Steve A Drake wrote:

> On Thu, 28 Dec 2000, Ted Husted wrote:
>
> > I'm thinking that the Action could grab a connection from the pool, and
> > generate a statement based on the bean's query string, store the result
> > in the bean's ResultSet, punch the rows we need into the collection,
> > and foward it on to the form, where the interate tag could run it
> > through the iterate tag.
>
>  So can you clone a ResultSet? The last time I looked into this I found
> that you have to maintain the Connection you used to obtain a ResultSet
> until you've finished iterating through it. If you close the connection,
> you lose the ResultSet. If you can clone a ResultSet, close the
> connection, and then later iterate the cloned ResultSet, I'd sure like to
> see how to do that.
>
>  In lieu of cloning, I store a ResultSet in another object and then pass
> this new object along by firing an event. Problem is, my formulation is
> not a generic solution.
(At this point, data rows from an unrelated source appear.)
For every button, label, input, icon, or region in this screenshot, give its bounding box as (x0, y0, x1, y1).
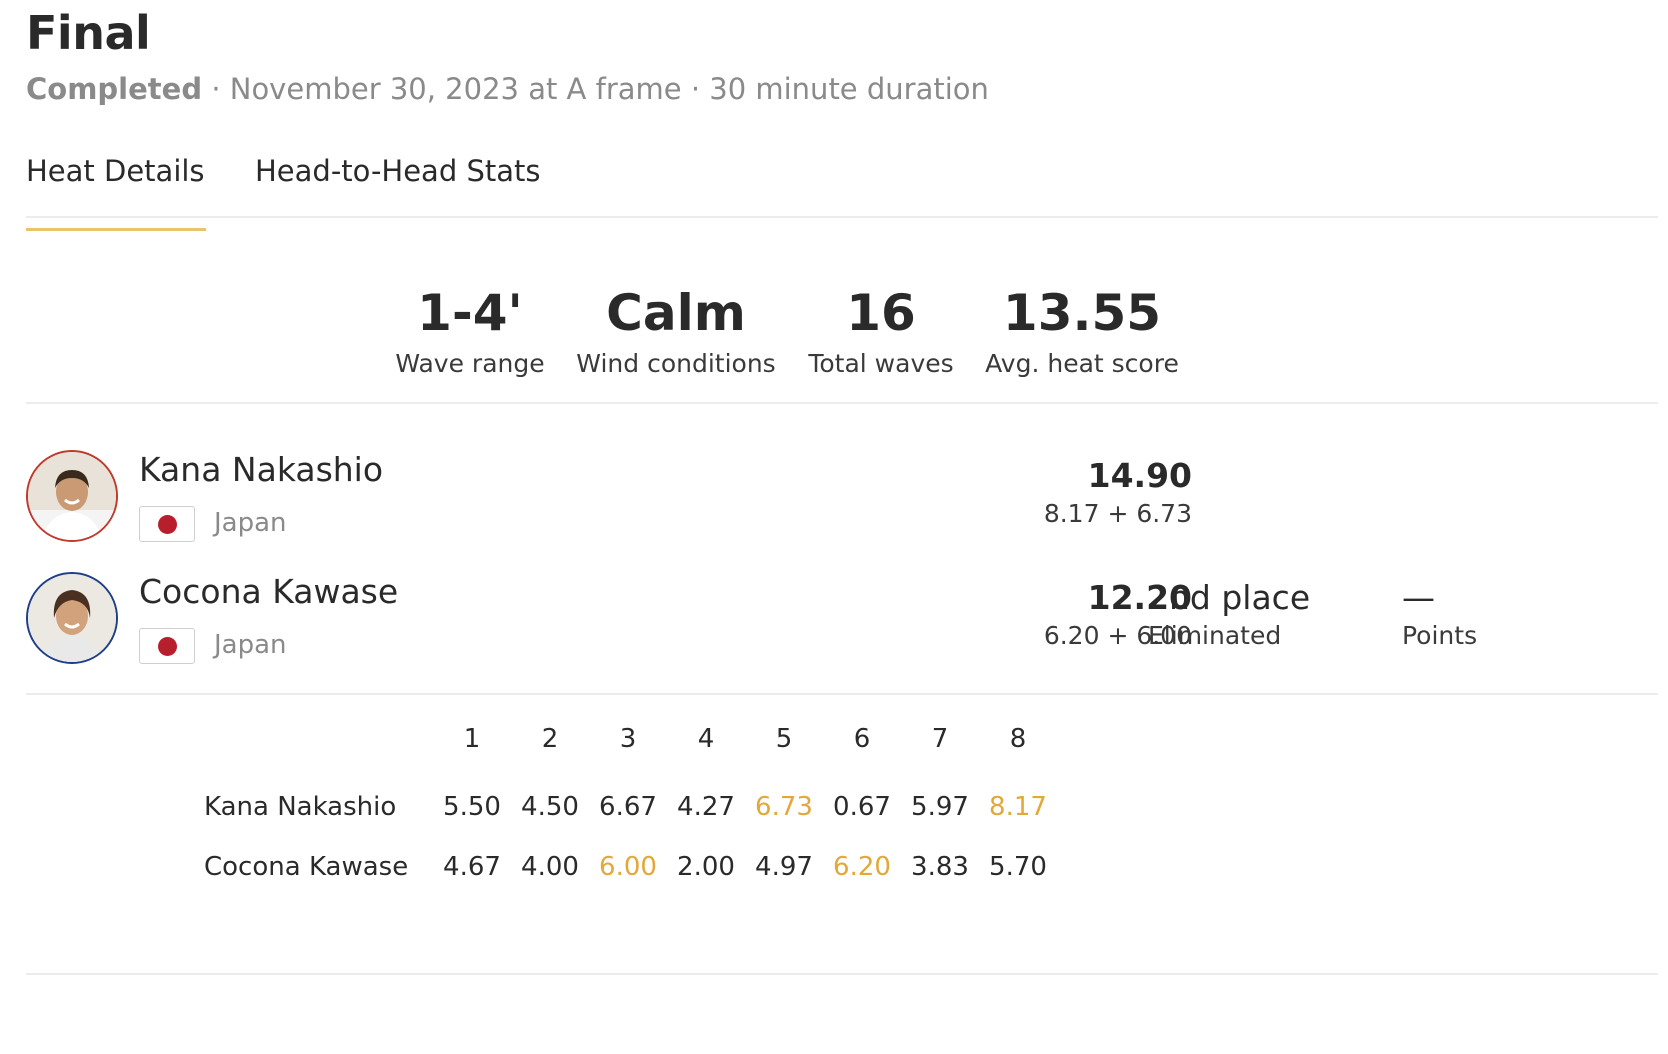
active-tab-indicator (26, 228, 206, 231)
stat-label: Avg. heat score (985, 349, 1179, 378)
wave-score-cell: 4.97 (755, 852, 813, 882)
stat-value: Calm (606, 284, 746, 342)
surfer-name[interactable]: Kana Nakashio (139, 450, 384, 489)
surfer-row[interactable]: Kana Nakashio Japan 14.90 8.17 + 6.73 (26, 450, 1658, 550)
surfer-placement: 2nd place Eliminated (1148, 578, 1310, 650)
wave-column-header: 8 (1009, 724, 1027, 754)
wave-score-cell: 4.50 (521, 792, 579, 822)
wave-column-header: 5 (775, 724, 793, 754)
tabs-divider (26, 216, 1658, 218)
tab-heat-details[interactable]: Heat Details (26, 154, 205, 188)
heat-status: Completed (26, 72, 203, 106)
heat-stats: 1-4' Wave range Calm Wind conditions 16 … (26, 285, 1658, 395)
surfer-row[interactable]: Cocona Kawase Japan 12.20 6.20 + 6.00 2n… (26, 572, 1658, 672)
wave-score-cell: 8.17 (989, 792, 1047, 822)
heat-details-page: Final Completed · November 30, 2023 at A… (26, 0, 1658, 1054)
place-label: 2nd place (1148, 578, 1311, 617)
wave-score-cell: 5.97 (911, 792, 969, 822)
result-label: Eliminated (1148, 621, 1282, 650)
heat-total: 14.90 (1087, 456, 1192, 495)
surfer-points: — Points (1402, 578, 1477, 650)
wave-column-header: 4 (697, 724, 715, 754)
points-value: — (1402, 578, 1435, 617)
wave-score-cell: 6.67 (599, 792, 657, 822)
surfer-country: Japan (214, 630, 287, 660)
counting-waves: 6.20 + 6.00 (1043, 621, 1192, 650)
stat-label: Wind conditions (576, 349, 776, 378)
stats-divider (26, 402, 1658, 404)
stat-value: 1-4' (417, 284, 523, 342)
points-label: Points (1402, 621, 1478, 650)
wave-column-header: 7 (931, 724, 949, 754)
japan-flag-icon (139, 506, 195, 542)
wave-score-cell: 4.27 (677, 792, 735, 822)
avatar (26, 572, 118, 664)
avatar (26, 450, 118, 542)
wave-score-cell: 4.00 (521, 852, 579, 882)
wave-row-surfer-name: Cocona Kawase (204, 852, 409, 882)
wave-score-cell: 6.20 (833, 852, 891, 882)
wave-column-header: 1 (463, 724, 481, 754)
surfers-divider (26, 693, 1658, 695)
wave-score-cell: 2.00 (677, 852, 735, 882)
table-divider (26, 973, 1658, 975)
tab-bar: Heat Details Head-to-Head Stats (26, 154, 1658, 232)
stat-label: Total waves (808, 349, 954, 378)
counting-waves: 8.17 + 6.73 (1043, 499, 1192, 528)
wave-score-cell: 5.50 (443, 792, 501, 822)
wave-column-header: 2 (541, 724, 559, 754)
stat-label: Wave range (395, 349, 545, 378)
wave-column-header: 6 (853, 724, 871, 754)
wave-column-header: 3 (619, 724, 637, 754)
surfer-score: 14.90 8.17 + 6.73 (1044, 456, 1192, 528)
heat-title: Final (26, 6, 151, 60)
tab-head-to-head-stats[interactable]: Head-to-Head Stats (255, 154, 541, 188)
stat-value: 16 (846, 284, 916, 342)
wave-score-cell: 6.73 (755, 792, 813, 822)
surfer-score: 12.20 6.20 + 6.00 (1044, 578, 1192, 650)
stat-total-waves: 16 Total waves (808, 285, 953, 378)
wave-score-cell: 4.67 (443, 852, 501, 882)
wave-score-cell: 0.67 (833, 792, 891, 822)
heat-subtitle: Completed · November 30, 2023 at A frame… (26, 72, 989, 106)
heat-details-text: · November 30, 2023 at A frame · 30 minu… (211, 72, 989, 106)
stat-wind-conditions: Calm Wind conditions (576, 285, 775, 378)
surfer-country: Japan (214, 508, 287, 538)
stat-avg-heat-score: 13.55 Avg. heat score (985, 285, 1179, 378)
japan-flag-icon (139, 628, 195, 664)
surfer-name[interactable]: Cocona Kawase (139, 572, 399, 611)
stat-value: 13.55 (1002, 284, 1162, 342)
wave-row-surfer-name: Kana Nakashio (204, 792, 397, 822)
heat-total: 12.20 (1087, 578, 1192, 617)
wave-score-cell: 6.00 (599, 852, 657, 882)
wave-scores-table: 1 2 3 4 5 6 7 8 Kana Nakashio 5.50 4.50 6.67 4.27 6.7… (26, 724, 1658, 904)
wave-score-cell: 5.70 (989, 852, 1047, 882)
stat-wave-range: 1-4' Wave range (395, 285, 544, 378)
wave-score-cell: 3.83 (911, 852, 969, 882)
But it does have the advantage that I can return
> the connection to the pool sooner and it confines connection handling to
> one method.

One option to do this, without maintaining a Connection throughout the process,
is to copy the ResultSet data into an appropriate RowSet implementation from the
JDBC 2.0 Standard Extensions API.  In particular, several of the available
RowSet implementations are designed to be used in a "disconnected" fashion, and
then later "reconnected" to apply any updates to the underlying database.